Tal controle veio se fortalecer entre nós com o advento da Constituição Federal de 1988, conforme previsão do inciso XXXV, do artigo 5º, que assim declara: “a lei não excluirá da apreciação do Poder Judiciário lesão ou ameaça a direito”. Trata-se do princípio da inafastabilidade da jurisdição ou princípio do amplo acesso ao Poder Judiciário.

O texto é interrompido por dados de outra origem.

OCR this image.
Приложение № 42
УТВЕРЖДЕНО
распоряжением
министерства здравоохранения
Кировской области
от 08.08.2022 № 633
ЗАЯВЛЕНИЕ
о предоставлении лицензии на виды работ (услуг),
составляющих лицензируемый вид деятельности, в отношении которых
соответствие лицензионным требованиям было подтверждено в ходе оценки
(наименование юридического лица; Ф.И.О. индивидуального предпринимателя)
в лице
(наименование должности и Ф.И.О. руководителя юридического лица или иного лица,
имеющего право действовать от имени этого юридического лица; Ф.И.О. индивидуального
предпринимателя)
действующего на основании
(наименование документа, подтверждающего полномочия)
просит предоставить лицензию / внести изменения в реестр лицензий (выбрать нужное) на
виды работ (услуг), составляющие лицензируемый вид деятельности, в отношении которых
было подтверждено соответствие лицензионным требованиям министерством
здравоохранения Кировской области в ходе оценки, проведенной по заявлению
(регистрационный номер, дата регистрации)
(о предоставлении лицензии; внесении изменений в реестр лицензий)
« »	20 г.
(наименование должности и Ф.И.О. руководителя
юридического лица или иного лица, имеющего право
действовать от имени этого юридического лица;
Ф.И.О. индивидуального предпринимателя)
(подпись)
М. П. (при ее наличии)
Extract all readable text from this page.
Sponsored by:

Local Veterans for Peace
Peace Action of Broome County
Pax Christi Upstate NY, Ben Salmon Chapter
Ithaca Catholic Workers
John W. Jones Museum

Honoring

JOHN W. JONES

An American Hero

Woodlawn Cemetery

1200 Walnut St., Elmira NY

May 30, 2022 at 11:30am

Dessa forma, sempre que alguém tiver um direito violado ou ameaçado de violação, poderá recorrer ao Poder Judiciário e requerer providências, de modo a afastar uma lesão ou possibilidade de lesão a direito.
Juntamente com o princípio da legalidade, este controle constitui um dos pilares do Estado Democrático de Direito, pois, conforme ensina Di Pietro, “de nada a adiantaria sujeitar-se a Administração Pública à lei se seus atos não pudessem ser controlados por um órgão dotado de garantias de imparcialidade que permitam apreciar e invalidar os atos ilícitos por ela praticados”[1].
O direito brasileiro adotou o sistema da jurisdição una, que concede ao Poder Judiciário o monopólio da função jurisdicional (só ele pode decidir em caráter definitivo).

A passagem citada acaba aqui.